Federal Ukraine a new possibility

TWO things were clear after US Secretary of State John Kerry’s four hours of talks with Russian Foreign Minister Sergei Lavrov in Paris last Sunday.

One was that the United States accepts that nothing can be done about Russia’s annexation of Crimea.

Kerry continues to describe Russia’s action as “illegal and illegitimate”, but Crimea was not even mentioned in the communique released to the public.

The other is that the transformation of Ukraine into a neutral, federal state is now firmly on the table.

Kerry repeatedly voiced the mantra that there must be “no decisions about Ukraine without Ukraine,” but he also agreed with Lavrov that the subjects that need to be discussed include rights for national minorities, language rights, the disarmament of irregular forces and a constitutional reform that would make Ukraine a federal state.    

By “rights for national minorities” and “language rights” he meant a special political status for Ukraine’s 17 percent ethnic Russian minority and maybe even for the much larger number of Ukrainians – probably 40-45 percent – who speak Russian on a daily basis.

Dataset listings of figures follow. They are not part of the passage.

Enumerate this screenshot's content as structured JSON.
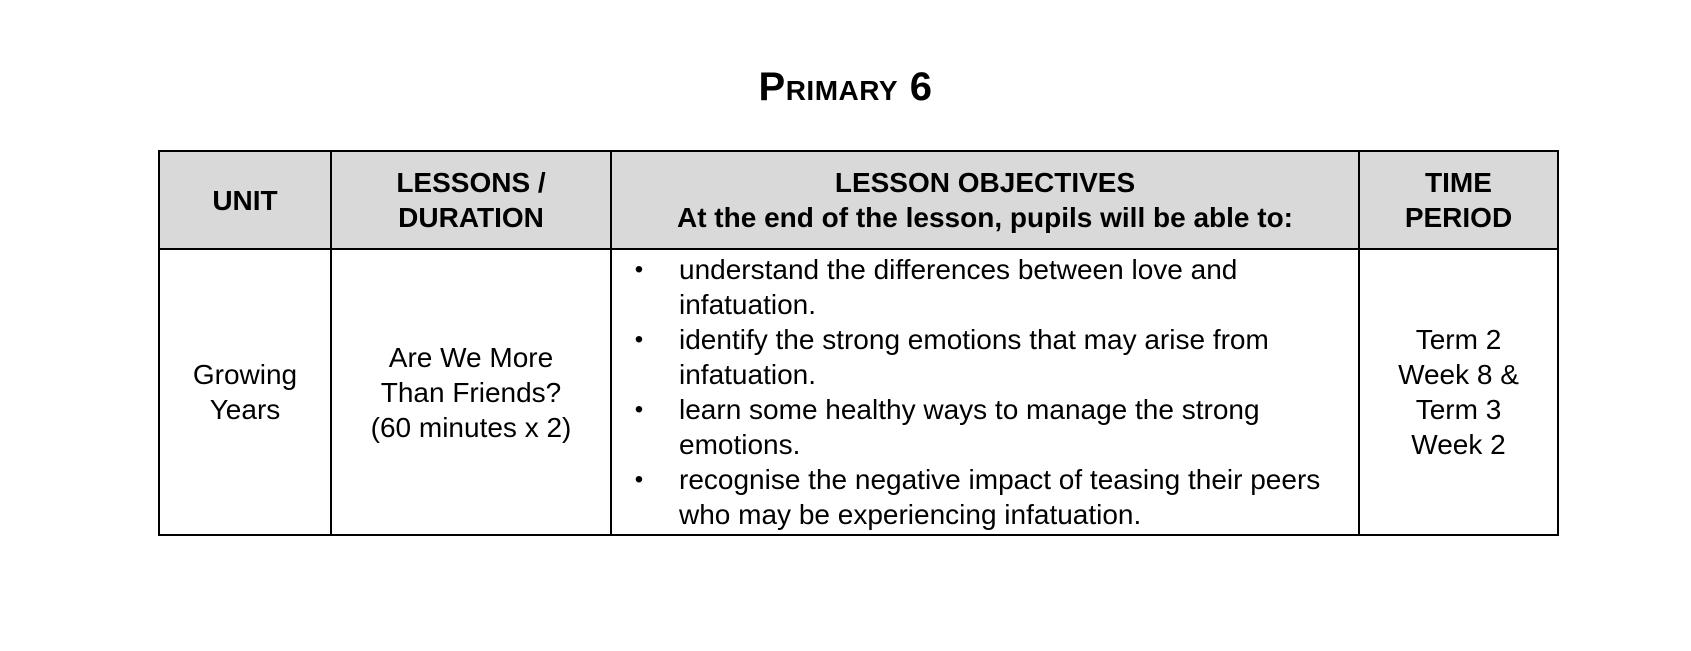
{
  "title": "Primary 6",
  "table": {
    "headers": {
      "unit": [
        "UNIT"
      ],
      "lessons": [
        "LESSONS /",
        "DURATION"
      ],
      "objectives": [
        "LESSON OBJECTIVES",
        "At the end of the lesson, pupils will be able to:"
      ],
      "time": [
        "TIME",
        "PERIOD"
      ]
    },
    "rows": [
      {
        "unit": [
          "Growing",
          "Years"
        ],
        "lesson": [
          "Are We More",
          "Than Friends?",
          "(60 minutes x 2)"
        ],
        "objectives": [
          "understand the differences between love and infatuation.",
          "identify the strong emotions that may arise from infatuation.",
          "learn some healthy ways to manage the strong emotions.",
          "recognise the negative impact of teasing their peers who may be experiencing infatuation."
        ],
        "time": [
          "Term 2",
          "Week 8 &",
          "Term 3",
          "Week 2"
        ]
      }
    ]
  },
  "bullet_symbol": "•"
}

Moscow is asserting its right to intervene in Ukraine’s internal affairs to “protect” these minorities, and Kerry is at least willing to talk about it.

By “disarmament of irregular forces” Lavrov had meant the armed right-wing groups that played a small part in the revolution and still make occasional appearances on Independence Square and elsewhere in Kiev. These groups are Moscow’s pretext for claiming that there has been a “fascist coup” in Kiev, from which it says that it has a duty to protect Russians and Russian-speakers in Ukraine.

Kerry may also have had in mind the armed pro-Moscow militias that occasionally appear in eastern Ukrainian cities, but he didn’t say so. Nor did he mention the fact that the Kiev government is already moving to disarm, break up and arrest the right-wing groups in western Ukrainian cities.

By talking about “federalising” Ukraine, Kerry was implicitly accepting that the Russian demand for a radical decentralisation of the country (which could give pro-Russian governments in some eastern Ukrainian provinces a veto on decisions in Kiev) is a legitimate topic for negotiation.

It’s no wonder that a satisfied Sergei Lavrov called the talks “very very constructive”, or that the Ukrainian foreign ministry spokesperson said Russia was demanding “Ukraine's full capitulation, its split and the destruction of Ukrainian statehood.” And although Kerry promises “no decisions without Ukraine,” Kiev might not be able to reject American pressure to accept these concessions in its current gravely weakened state.

If all this makes John Kerry sound like a latter-day Neville Chamberlain appeasing Moscow, well, maybe he is. But that’s not clear yet. The odds on a new Cold War have gone up quite a lot in the past week.